Esse diagnóstico leva à segunda questão formulada acima: “é possível prever se ocorrerá no futuro uma transição da atual “Realpolitik” para uma “Weltpolitik” chinesa?”. Embora a resposta a esta pergunta mereça um estudo, de natureza especulativa, só para si; é possível apresentar uma sugestão de resposta com base, mais uma vez, em uma comparação simplista entre a Alemanha de fins do século XIX e a China que se projeta para as próximas décadas.
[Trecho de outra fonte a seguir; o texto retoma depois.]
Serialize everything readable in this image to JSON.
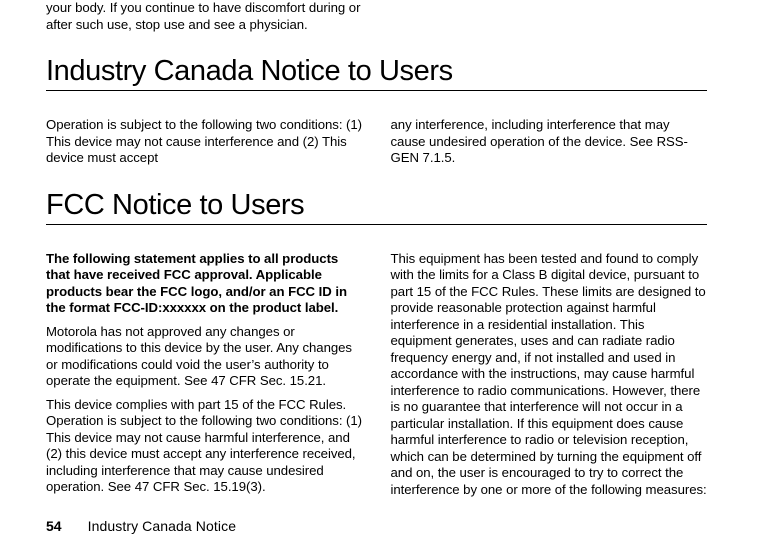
{
  "document": {
    "page_number": "54",
    "footer_section": "Industry Canada Notice",
    "colors": {
      "text": "#000000",
      "background": "#ffffff",
      "rule": "#000000"
    },
    "fonts": {
      "body_size_pt": 10,
      "heading_size_pt": 22,
      "heading_weight": 300,
      "body_weight": 400,
      "bold_weight": 700
    },
    "top_fragment": {
      "left": "your body. If you continue to have discomfort during or after such use, stop use and see a physician.",
      "right": ""
    },
    "sections": [
      {
        "heading": "Industry Canada Notice to Users",
        "left_paras": [
          "Operation is subject to the following two conditions: (1) This device may not cause interference and (2) This device must accept"
        ],
        "right_paras": [
          "any interference, including interference that may cause undesired operation of the device. See RSS-GEN 7.1.5."
        ]
      },
      {
        "heading": "FCC Notice to Users",
        "left_bold_para": "The following statement applies to all products that have received FCC approval. Applicable products bear the FCC logo, and/or an FCC ID in the format FCC-ID:xxxxxx on the product label.",
        "left_paras": [
          "Motorola has not approved any changes or modifications to this device by the user. Any changes or modifications could void the user’s authority to operate the equipment. See 47 CFR Sec. 15.21.",
          "This device complies with part 15 of the FCC Rules. Operation is subject to the following two conditions: (1) This device may not cause harmful interference, and (2) this device must accept any interference received, including interference that may cause undesired operation. See 47 CFR Sec. 15.19(3)."
        ],
        "right_paras": [
          "This equipment has been tested and found to comply with the limits for a Class B digital device, pursuant to part 15 of the FCC Rules. These limits are designed to provide reasonable protection against harmful interference in a residential installation. This equipment generates, uses and can radiate radio frequency energy and, if not installed and used in accordance with the instructions, may cause harmful interference to radio communications. However, there is no guarantee that interference will not occur in a particular installation. If this equipment does cause harmful interference to radio or television reception, which can be determined by turning the equipment off and on, the user is encouraged to try to correct the interference by one or more of the following measures:"
        ]
      }
    ]
  }
}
Quando Bismarck deixou o poder em 1890, a Alemanha era uma potência que maximizara seus recursos humanos e físicos internos (o PIB per

capita alemão era um dos maiores do mundo), atingindo o que seria, na concepção

da época, o ponto de saturação de suas potencialidades domésticas. Assim, a expansão colonial ou continental era vista como o único caminho de manutenção da trajetória ascendente. A China, ao contrário, mesmo que mantenha as atuais taxas de crescimento, levará décadas para alcançar o nível de prosperidade per

capita de nações de alta renda. Assim, o país poderá sustentar a trajetória de

desenvolvimento acentuadamente positiva por todo o próximo século sem que se precise expandir, fisicamente, para além de suas fronteiras.

É verdade que os recursos naturais relativamente escassos da RPC poderiam ensejar disputas em torno de seu controle, mas, se mantida a lógica do mercado global, continuará sendo muito mais barato comprar esses recursos de que conquistar as suas fontes. Nesse sentido, a “ascensão pacífica” tem bons prognósticos de ser um processo longo e, em última análise, benéfico para a prosperidade mundial. Isso não significa que a China é uma potência essencialmente benévola, mas sim que a conjuntura geo-histórica em que está inserida condiciona a sua emergência nessa direção (FRANK, 1998).

Nessas condições, podem-se identificar os seguintes imperativos geoestratégicos da China contemporânea: (1) manter a coesão social e a unidade política de seu núcleo demográfico (províncias centrais e orientais); (2) controlar regiões periféricas que aumentam sua profundidade estratégica (Tibet, Xinjiang, Mongólia Interior e Manchúria); e (3) proteger suas províncias litorâneas contra penetração ou invasões estrangeiras. Como meta de longo prazo, pode-se acrescentar (4) a mitigação da vulnerabilidade energética, por meio do incremento do poderio naval; esse objetivo deve ser visto, no entanto, em perspectiva dinâmica (i.e., o aumento dos investimentos chineses em sua marinha de guerra pode estimular outros países a responder com esforço correspondente). Para promover cada um desses imperativos, o foco de curto e médio prazo das autoridades chinesas é fortalecer a economia, aumentar a densidade tecnológica da indústria nacional e estimular a produção científica no país. No capítulo 5 abaixo, será analisado como esses imperativos podem ser enxergados à luz do aumento da interdependência sino-americana nos planos comercial, financeiro e produtivo.